You talked a little bit about this but just, I guess, kind of ask you another way. I'm wondering if you've had any conversation with Roche regarding how the FDA's request for additional data for HyQvia might affect at all any Roche's strategy to come to the U.S. with Herceptin or any of their other products?
Yes. Of course, we're synchronized from the standpoint of regulatory harmonization of these things. And as I talked about previously, the questions that we have here aren't relevant to other products or programs. So the issue as far as Roche in the U.S., they've got other specific issues as far as [indiscernible] designs, pathologic complete response and other things I think that they've highlighted before. But those are really unrelated to this.
Okay. And then just one follow-up. I know you changed your cash burn guidance a bit this year and I think as far as the last conference call, I think you were -- we were told to be -- to expect cash flow positivity by 2013 and I see that's not really stated in this release. So just wondering if your thoughts there have changed and obviously, is this dependent somewhat on HyQvia. But just, I guess, any way we can think about that would be helpful.

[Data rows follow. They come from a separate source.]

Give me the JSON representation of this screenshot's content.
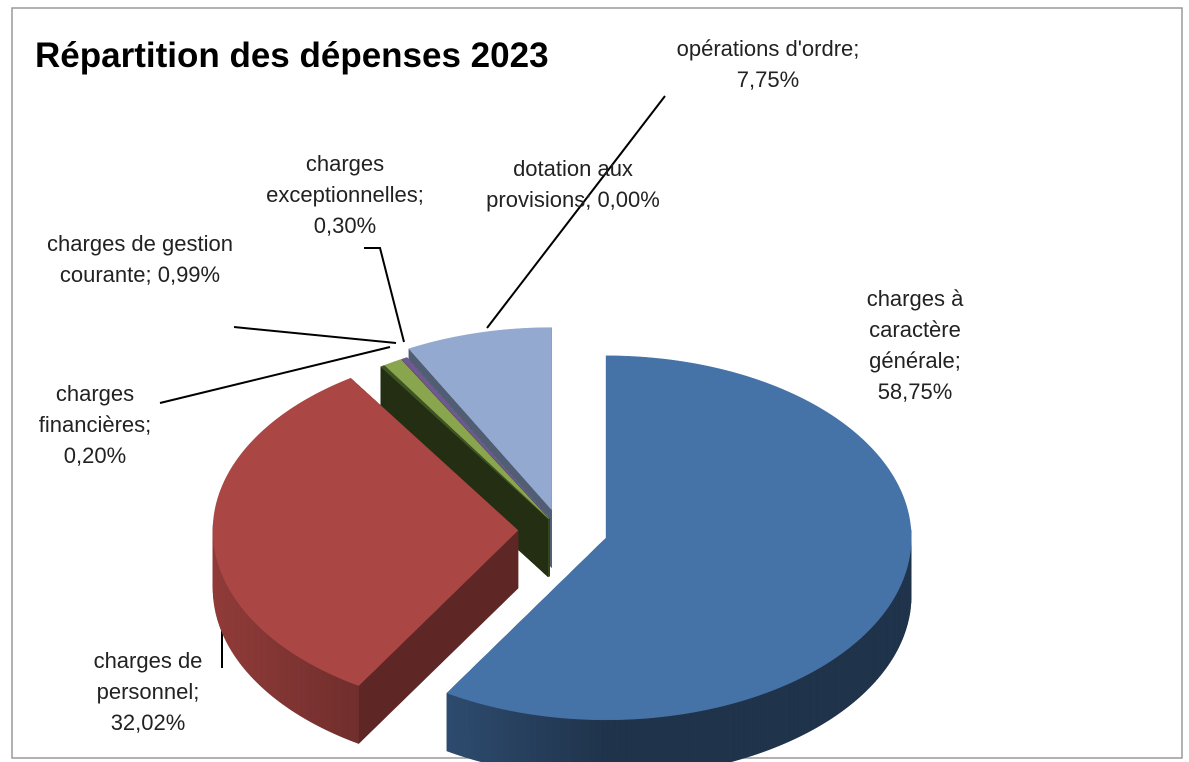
{
  "chart_data": {
    "type": "pie",
    "title": "Répartition des dépenses 2023",
    "categories": [
      "charges à caractère générale",
      "charges de personnel",
      "charges financières",
      "charges de gestion courante",
      "charges exceptionnelles",
      "dotation aux provisions",
      "opérations d'ordre"
    ],
    "values": [
      58.75,
      32.02,
      0.2,
      0.99,
      0.3,
      0.0,
      7.75
    ],
    "value_labels": [
      "charges à caractère générale; 58,75%",
      "charges de personnel; 32,02%",
      "charges financières; 0,20%",
      "charges de gestion courante; 0,99%",
      "charges exceptionnelles; 0,30%",
      "dotation aux provisions; 0,00%",
      "opérations d'ordre; 7,75%"
    ],
    "colors": [
      "#4572a7",
      "#aa4643",
      "#3f5423",
      "#89a54e",
      "#71588f",
      "#4198af",
      "#93a9cf"
    ]
  }
}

Yes. I think that's right, Chris. Until we get more clarity from the agency on the path forward with HyQ, it's probably not prudent for me to comment specifically on 2013. Although I would add that the expected launches that we have from Roche, both for Herceptin and MabThera, it certainly drives the future profitability of the company by themselves. So long term, we don't see any issue. But 2013, I'd like to get some more clarity from the agency to -- before I comment further on that.
There are no further questions in the queue. I'd like to hand the call back over to management for closing comments.
Thanks. This concludes today's conference call, and thanks for joining us.
Ladies and gentlemen, this does conclude today's teleconference. Thank you for your participation. You may disconnect your lines at this time, and have a wonderful day.